L'abattement fiscal est une réduction appliquée à la base imposable avant le calcul de l'impôt. Il diminue le montant sur lequel le contribuable est effectivement taxé, sans modifier le taux d'imposition lui-même.
Fonctionnement
L'abattement vient en déduction du revenu brut ou du bénéfice pour déterminer l'assiette réellement soumise à l'impôt. Il peut être forfaitaire (un montant fixe) ou proportionnel (un pourcentage du revenu).
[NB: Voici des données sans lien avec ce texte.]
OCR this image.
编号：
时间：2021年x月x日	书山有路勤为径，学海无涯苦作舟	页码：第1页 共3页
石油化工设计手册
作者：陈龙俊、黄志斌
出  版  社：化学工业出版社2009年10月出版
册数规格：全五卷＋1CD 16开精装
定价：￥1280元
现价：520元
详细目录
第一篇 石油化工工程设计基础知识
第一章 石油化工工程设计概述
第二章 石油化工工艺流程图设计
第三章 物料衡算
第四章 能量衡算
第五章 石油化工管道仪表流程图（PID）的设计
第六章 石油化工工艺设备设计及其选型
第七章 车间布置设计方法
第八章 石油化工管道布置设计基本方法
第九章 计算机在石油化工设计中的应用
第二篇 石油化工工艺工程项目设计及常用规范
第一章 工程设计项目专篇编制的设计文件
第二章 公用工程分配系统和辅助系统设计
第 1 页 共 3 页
Plusieurs abattements peuvent se cumuler selon la situation du contribuable et la nature des revenus concernés.
Les principaux abattements pour un avocat
- Abattement de 34 % en micro-BNC — appliqué automatiquement sur les recettes pour déterminer le bénéfice imposable
- Abattement pour durée de détention sur les plus-values de cession de parts de société (SELARL, SELAS)
- Abattement de 40 % sur les dividendes perçus en cas d'option pour le barème progressif de l'IR
- Abattements spécifiques dans le cadre du pacte Dutreil pour la transmission de cabinet
Impact concret
Un avocat en micro-BNC déclarant 80 000 € de recettes bénéficie de l'abattement forfaitaire de 34 %, soit un bénéfice imposable ramené à 52 800 €. La différence de 27 200 € échappe à l'impôt sur le revenu. En régime réel, il n'y a pas d'abattement : on déduit les charges réelles.
À retenir pour l'avocat : En micro-BNC, l'abattement de 34 % est automatique mais souvent insuffisant quand les charges réelles dépassent ce seuil — c'est souvent le signal qu'il est temps de basculer au réel.